Lace up your skates

Skating rinks now permitted in Park Ex alleys

The VSP borough council officially allowed the construction of ice rinks in unplowed alleyways. Photo: Matias Brunet-Kirk – NEWSFIRST

For kids growing up in the city, the number of places available to play is limited. Without access to backyards like suburban kids and the streets dangerously busy, only parks are left as a safe place to play. Alleyways on the other hand have long found themselves in the middle, neither exclusively for cars nor only for play.  

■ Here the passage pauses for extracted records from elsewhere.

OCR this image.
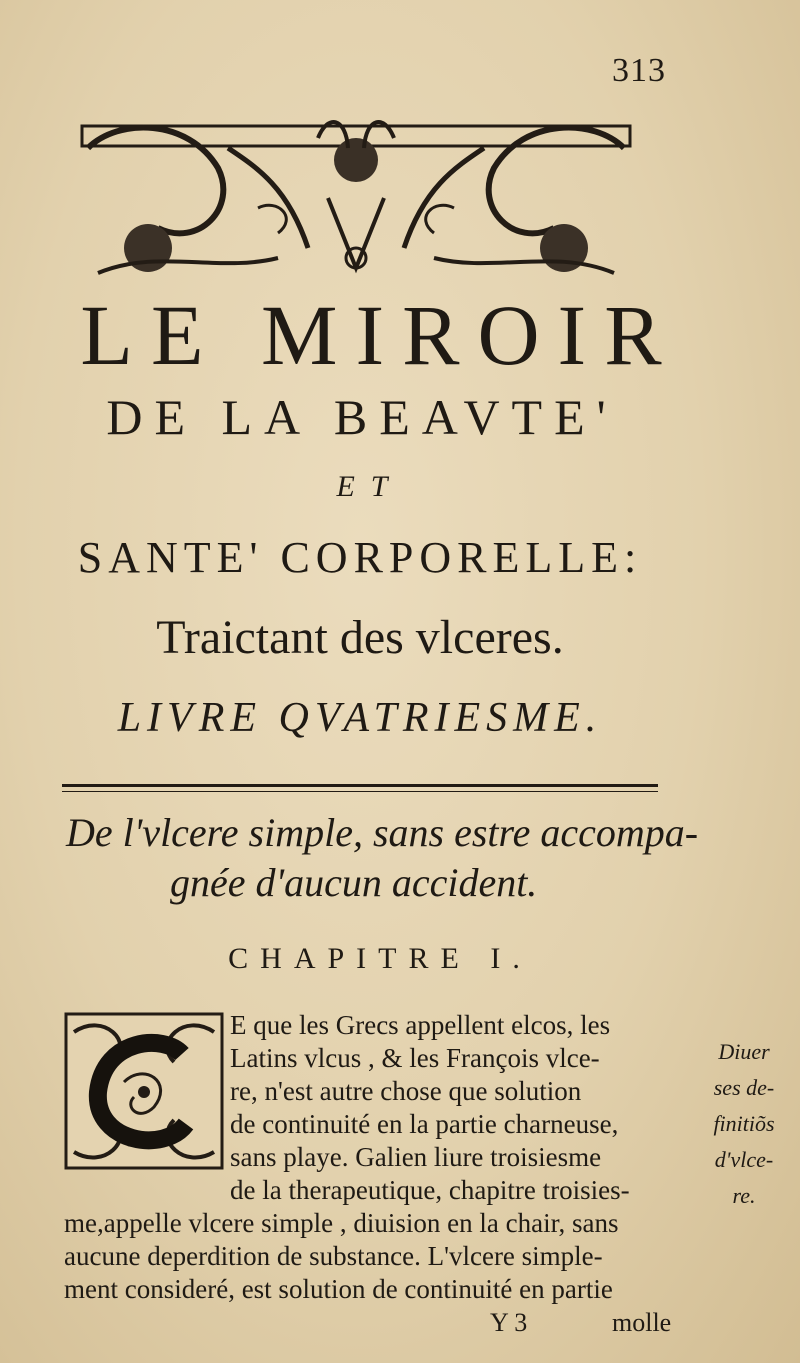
313
LE MIROIR
DE LA BEAVTE'
ET
SANTE' CORPORELLE:
Traictant des vlceres.
LIVRE QVATRIESME.
De l'vlcere simple, sans estre accompa-
gnée d'aucun accident.
CHAPITRE I.
E que les Grecs appellent elcos, les
Latins vlcus , & les François vlce-
re, n'est autre chose que solution
de continuité en la partie charneuse,
sans playe. Galien liure troisiesme
de la therapeutique, chapitre troisies-
me,appelle vlcere simple , diuision en la chair, sans
aucune deperdition de substance. L'vlcere simple-
ment consideré, est solution de continuité en partie
Diuer
ses de-
finitiõs
d'vlce-
re.
Y 3	molle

Last week, the borough council moved to rectify this, officially approving a new regulation that made the installation of alleyway ice rinks easier for residents. Previously, skating rinks had been tolerated by the borough but not officially permitted. 

The decision came after several Park Extension residents spoke out on the difficulty they encountered when building rinks in their laneways, even with a majority of support from their immediate neighbours. 

50% plus one

Meaghan Thurston, a Park Ex resident and mother of two, has organized an alleyway rink for three years now. After some issues surrounding their laneway rink, she was happy to see the borough finally adopt a motion that would regularize their status. 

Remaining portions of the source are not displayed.